A Doença de Kawasaki é uma vasculite aguda – uma inflamação dos vasos sanguíneos – que afeta principalmente crianças menores de 5 anos.
Embora a maioria dos casos seja benigna quando tratada precocemente, a doença pode atingir as artérias coronárias e provocar complicações cardíacas graves. Por isso, o reconhecimento rápido dos sintomas é essencial para garantir um tratamento eficaz e evitar sequelas.
A causa exata da Doença de Kawasaki ainda não é totalmente conhecida.

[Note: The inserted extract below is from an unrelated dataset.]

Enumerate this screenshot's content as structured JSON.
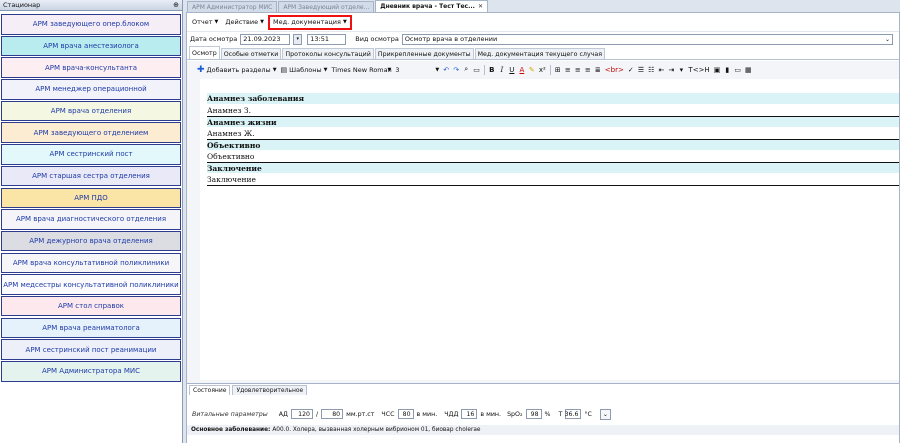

No entanto, acredita-se que envolva uma resposta exagerada do sistema imunitário a determinados estímulos.
Resposta imunológica anormal
Infeções virais ou bacterianas que atuam como gatilho
Predisposição genética
Fatores ambientais
Maior incidência em determinadas etnias (ex.: asiáticas)

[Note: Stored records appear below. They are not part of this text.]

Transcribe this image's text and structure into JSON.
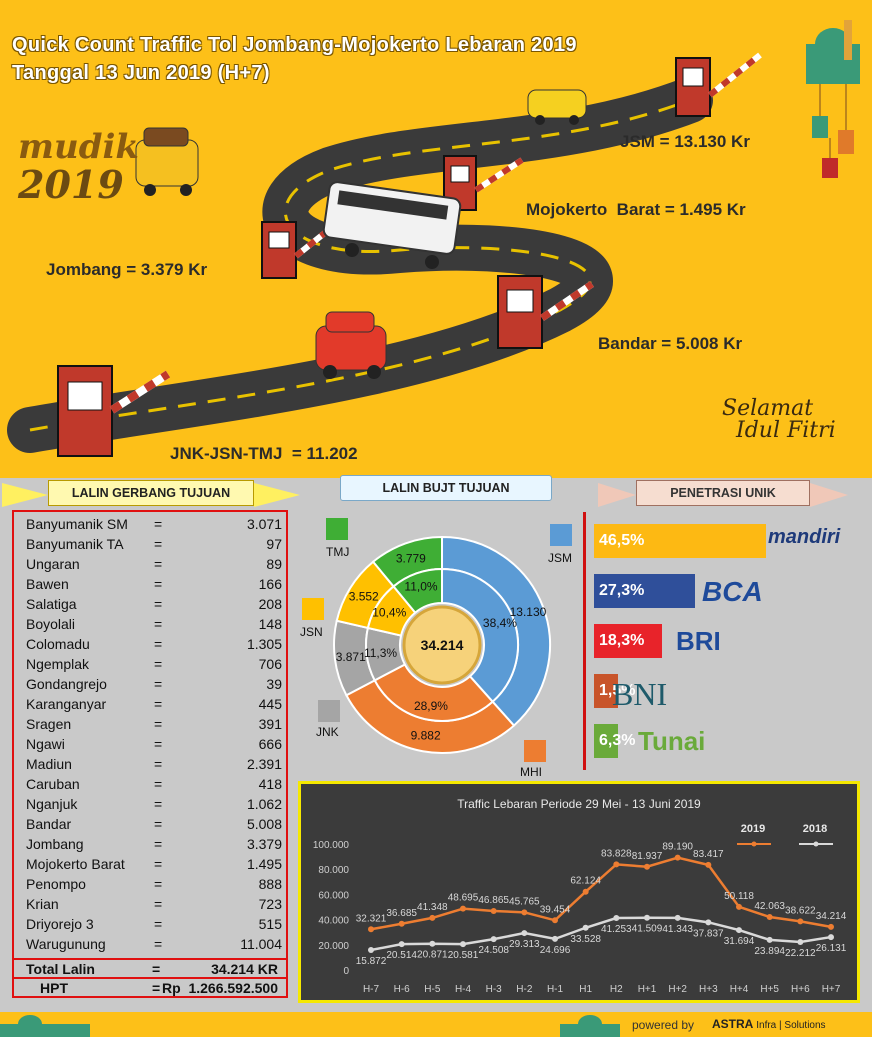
{
  "banner": {
    "title_line1": "Quick Count Traffic Tol Jombang-Mojokerto Lebaran 2019",
    "title_line2": "Tanggal 13 Jun 2019 (H+7)",
    "mudik_word": "mudik",
    "mudik_year": "2019",
    "selamat_line1": "Selamat",
    "selamat_line2": "Idul Fitri",
    "tolls": [
      {
        "label": "JSM = 13.130 Kr"
      },
      {
        "label": "Mojokerto  Barat = 1.495 Kr"
      },
      {
        "label": "Jombang = 3.379 Kr"
      },
      {
        "label": "Bandar = 5.008 Kr"
      },
      {
        "label": "JNK-JSN-TMJ  = 11.202"
      }
    ]
  },
  "gerbang": {
    "header": "LALIN GERBANG TUJUAN",
    "rows": [
      {
        "name": "Banyumanik SM",
        "eq": "=",
        "value": "3.071"
      },
      {
        "name": "Banyumanik TA",
        "eq": "=",
        "value": "97"
      },
      {
        "name": "Ungaran",
        "eq": "=",
        "value": "89"
      },
      {
        "name": "Bawen",
        "eq": "=",
        "value": "166"
      },
      {
        "name": "Salatiga",
        "eq": "=",
        "value": "208"
      },
      {
        "name": "Boyolali",
        "eq": "=",
        "value": "148"
      },
      {
        "name": "Colomadu",
        "eq": "=",
        "value": "1.305"
      },
      {
        "name": "Ngemplak",
        "eq": "=",
        "value": "706"
      },
      {
        "name": "Gondangrejo",
        "eq": "=",
        "value": "39"
      },
      {
        "name": "Karanganyar",
        "eq": "=",
        "value": "445"
      },
      {
        "name": "Sragen",
        "eq": "=",
        "value": "391"
      },
      {
        "name": "Ngawi",
        "eq": "=",
        "value": "666"
      },
      {
        "name": "Madiun",
        "eq": "=",
        "value": "2.391"
      },
      {
        "name": "Caruban",
        "eq": "=",
        "value": "418"
      },
      {
        "name": "Nganjuk",
        "eq": "=",
        "value": "1.062"
      },
      {
        "name": "Bandar",
        "eq": "=",
        "value": "5.008"
      },
      {
        "name": "Jombang",
        "eq": "=",
        "value": "3.379"
      },
      {
        "name": "Mojokerto Barat",
        "eq": "=",
        "value": "1.495"
      },
      {
        "name": "Penompo",
        "eq": "=",
        "value": "888"
      },
      {
        "name": "Krian",
        "eq": "=",
        "value": "723"
      },
      {
        "name": "Driyorejo 3",
        "eq": "=",
        "value": "515"
      },
      {
        "name": "Warugunung",
        "eq": "=",
        "value": "11.004"
      }
    ],
    "total_label": "Total Lalin",
    "total_eq": "=",
    "total_value": "34.214 KR",
    "hpt_label": "HPT",
    "hpt_eq": "=",
    "hpt_value": "Rp  1.266.592.500"
  },
  "bujt": {
    "header": "LALIN BUJT TUJUAN",
    "center": "34.214",
    "segments": [
      {
        "key": "JSM",
        "value": "13.130",
        "percent": "38,4%",
        "share": 38.4,
        "color": "#5b9bd5"
      },
      {
        "key": "MHI",
        "value": "9.882",
        "percent": "28,9%",
        "share": 28.9,
        "color": "#ed7d31"
      },
      {
        "key": "JNK",
        "value": "3.871",
        "percent": "11,3%",
        "share": 11.3,
        "color": "#a5a5a5"
      },
      {
        "key": "JSN",
        "value": "3.552",
        "percent": "10,4%",
        "share": 10.4,
        "color": "#ffc000"
      },
      {
        "key": "TMJ",
        "value": "3.779",
        "percent": "11,0%",
        "share": 11.0,
        "color": "#3fae35"
      }
    ]
  },
  "penetrasi": {
    "header": "PENETRASI UNIK",
    "items": [
      {
        "percent": "46,5%",
        "share": 46.5,
        "bank": "mandiri",
        "color": "#fdb913"
      },
      {
        "percent": "27,3%",
        "share": 27.3,
        "bank": "BCA",
        "color": "#2f4f9a"
      },
      {
        "percent": "18,3%",
        "share": 18.3,
        "bank": "BRI",
        "color": "#e8232a"
      },
      {
        "percent": "1,5%",
        "share": 1.5,
        "bank": "BNI",
        "color": "#c8542a"
      },
      {
        "percent": "6,3%",
        "share": 6.3,
        "bank": "Tunai",
        "color": "#6aaa3a"
      }
    ]
  },
  "chart_data": {
    "type": "line",
    "title": "Traffic Lebaran Periode 29 Mei - 13 Juni 2019",
    "categories": [
      "H-7",
      "H-6",
      "H-5",
      "H-4",
      "H-3",
      "H-2",
      "H-1",
      "H1",
      "H2",
      "H+1",
      "H+2",
      "H+3",
      "H+4",
      "H+5",
      "H+6",
      "H+7"
    ],
    "series": [
      {
        "name": "2019",
        "color": "#ed7d31",
        "values": [
          32321,
          36685,
          41348,
          48695,
          46865,
          45765,
          39454,
          62124,
          83828,
          81937,
          89190,
          83417,
          50118,
          42063,
          38622,
          34214
        ],
        "labels": [
          "32.321",
          "36.685",
          "41.348",
          "48.695",
          "46.865",
          "45.765",
          "39.454",
          "62.124",
          "83.828",
          "81.937",
          "89.190",
          "83.417",
          "50.118",
          "42.063",
          "38.622",
          "34.214"
        ]
      },
      {
        "name": "2018",
        "color": "#d9d9d9",
        "values": [
          15872,
          20514,
          20871,
          20581,
          24508,
          29313,
          24696,
          33528,
          41253,
          41509,
          41343,
          37837,
          31694,
          23894,
          22212,
          26131
        ],
        "labels": [
          "15.872",
          "20.514",
          "20.871",
          "20.581",
          "24.508",
          "29.313",
          "24.696",
          "33.528",
          "41.253",
          "41.509",
          "41.343",
          "37.837",
          "31.694",
          "23.894",
          "22.212",
          "26.131"
        ]
      }
    ],
    "yticks": [
      "0",
      "20.000",
      "40.000",
      "60.000",
      "80.000",
      "100.000"
    ],
    "ylim": [
      0,
      100000
    ],
    "legend_position": "top-right",
    "grid": false
  },
  "footer": {
    "powered_by": "powered by",
    "brand": "ASTRA",
    "brand_sub": "Infra | Solutions"
  }
}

Importante: não é uma doença contagiosa.
Os sintomas surgem geralmente em fases e podem afetar várias partes do corpo.
Febre alta persistente por mais de 5 dias
Vermelhidão nos olhos (conjuntivite não purulenta)
Lábios secos, vermelhos e gretados
Língua vermelha e inchada (“língua em framboesa”)
Erupção cutânea
Inchaço e vermelhidão das mãos e dos pés
Gânglios inchados no pescoço
Descamação da pele das mãos e dos pés
Irritabilidade intensa
Dor nas articulações
Palidez ou fadiga
Sem tratamento, a Doença de Kawasaki pode causar:
Inflamação das artérias coronárias
Aneurismas das coronárias
Miocardite
Arritmias
A vigilância cardíaca é fundamental.
O diagnóstico da Doença de Kawasaki é clínico, baseado nos sintomas e no exame físico, podendo ser apoiado por testes complementares.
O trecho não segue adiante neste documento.